Each student was graded on their participation in the process, the student’s understanding of their selected candidate, the positions held by the opponent, and the manner in which they ran their campaign. Party affiliation and whether your candidate won or lost were not relevant. It was the integrity of the process and your passion for the candidate you represented that mattered the most. No backstabbing, no negative campaigns, no juvenile antics, and no biased press reporting. Just two candidates and their positions on the issues affecting the electorate: the student body of Sherburne Elementary School.

Each candidate came to our school to meet the students and answer their questions, and to my classmates’ credit, he or she was asked tough but pertinent questions. Looking back, after having been involved in campaigns as an adult, I actually believe the candidates preferred the process we put before them than the process our society has created today. Maybe nostalgia has gotten the better of me, but I believe the students did a better job at running campaigns and elections, and the candidates were better for it. There was no “War on Women,” Koch Brothers, sex scandals, class envy, identity politics, or candidates questioning the patriotism of their opponent. Candidates were asked about the Vietnam War, the resignation of Nixon, the Seabrook nuclear power plant, and whom they were supporting in the next presidential election.

Candidates did not waffle or divert from the topics. They answered the questions as they were asked, and if they did not, the students would push them. The environment was conducive to a simplicity missing from modern election cycles. Free from overbearing campaign operatives and nonsensical distractions. The only press was the school newspaper, and they only wrote down what the candidate said. I learned more about what to look for in a candidate and how campaigns should be run in Mrs. Hopley’s class than I have learned from actually working in a real campaign machine, and for that I will always be grateful.
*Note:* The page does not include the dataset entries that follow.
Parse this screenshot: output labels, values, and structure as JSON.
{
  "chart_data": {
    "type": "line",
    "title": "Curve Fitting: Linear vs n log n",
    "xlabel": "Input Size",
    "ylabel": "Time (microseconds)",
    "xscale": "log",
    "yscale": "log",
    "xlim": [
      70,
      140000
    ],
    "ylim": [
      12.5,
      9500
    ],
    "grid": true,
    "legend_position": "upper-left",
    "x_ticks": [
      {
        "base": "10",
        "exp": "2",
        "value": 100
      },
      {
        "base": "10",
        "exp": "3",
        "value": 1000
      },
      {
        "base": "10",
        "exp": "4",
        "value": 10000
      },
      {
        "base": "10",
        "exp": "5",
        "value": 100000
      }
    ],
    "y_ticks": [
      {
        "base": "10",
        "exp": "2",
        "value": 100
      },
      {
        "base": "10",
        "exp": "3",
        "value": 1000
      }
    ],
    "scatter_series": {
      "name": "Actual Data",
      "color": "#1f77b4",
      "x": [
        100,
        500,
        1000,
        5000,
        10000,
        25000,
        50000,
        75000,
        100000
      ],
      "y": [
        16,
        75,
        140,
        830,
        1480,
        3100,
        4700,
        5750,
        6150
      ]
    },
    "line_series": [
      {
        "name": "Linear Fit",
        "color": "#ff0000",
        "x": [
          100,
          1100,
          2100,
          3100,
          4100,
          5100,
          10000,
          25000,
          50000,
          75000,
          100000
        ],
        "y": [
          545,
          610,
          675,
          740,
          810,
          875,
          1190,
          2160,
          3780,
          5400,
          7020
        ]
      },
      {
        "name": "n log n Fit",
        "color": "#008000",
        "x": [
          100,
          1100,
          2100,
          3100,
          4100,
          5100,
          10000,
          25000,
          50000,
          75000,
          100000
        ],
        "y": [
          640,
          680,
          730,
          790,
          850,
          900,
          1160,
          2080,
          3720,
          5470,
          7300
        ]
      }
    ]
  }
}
I am proud to say Dudley Dudley was a great candidate and very engaging, and that she won by a landslide. Dudley would go on to have a fulfilling career in New Hampshire politics, and serve her constituents with integrity. I like to believe the students of Sherburne Elementary School played a part in that, and wish more candidates had gone through that process.

Looking back to my days in Mrs. Hopley’s class, I cannot help but be disappointed with today’s election process. Misinformed or disenfranchised voters, party machine loyalists, ill-prepared candidates, political propaganda, negative and dishonest ads, and a free press corrupted by their own biases. I am sure these elements have always been a part of modern political campaigns, and I might just be hypersensitive to these unhelpful aspects of elections. However, we would be unrealistic if we believed, regardless of our political affiliation, political philosophy, or political indifference, that the process has the best interests of the voters in mind.

There is very little anyone can say or do over the next 48 hours to change your mind. I could have told you whom I was voting for, and why. I could have written a critical (but factual) article focusing on a candidate(s) which the rest of the media ignored. However, before you cast that ballot, are you sure about the answers to key questions? Why this candidate? Why am I voting? Why am I not voting? Do I really know where each candidate stands on the issues important to our state and country? Is the candidate honest? Have I been duped by political propaganda and misinformation?

Without knowing it at the time, this is what Mrs. Hopley was trying to teach us, to be critical thinkers and vote with both our heart and mind. Simple? Yes. Naïve? No. We learned how to be better citizens and informed voters.

This Tuesday, vote with your heart and mind, and remember you are one person who holds a great deal of power in your vote. Choose wisely.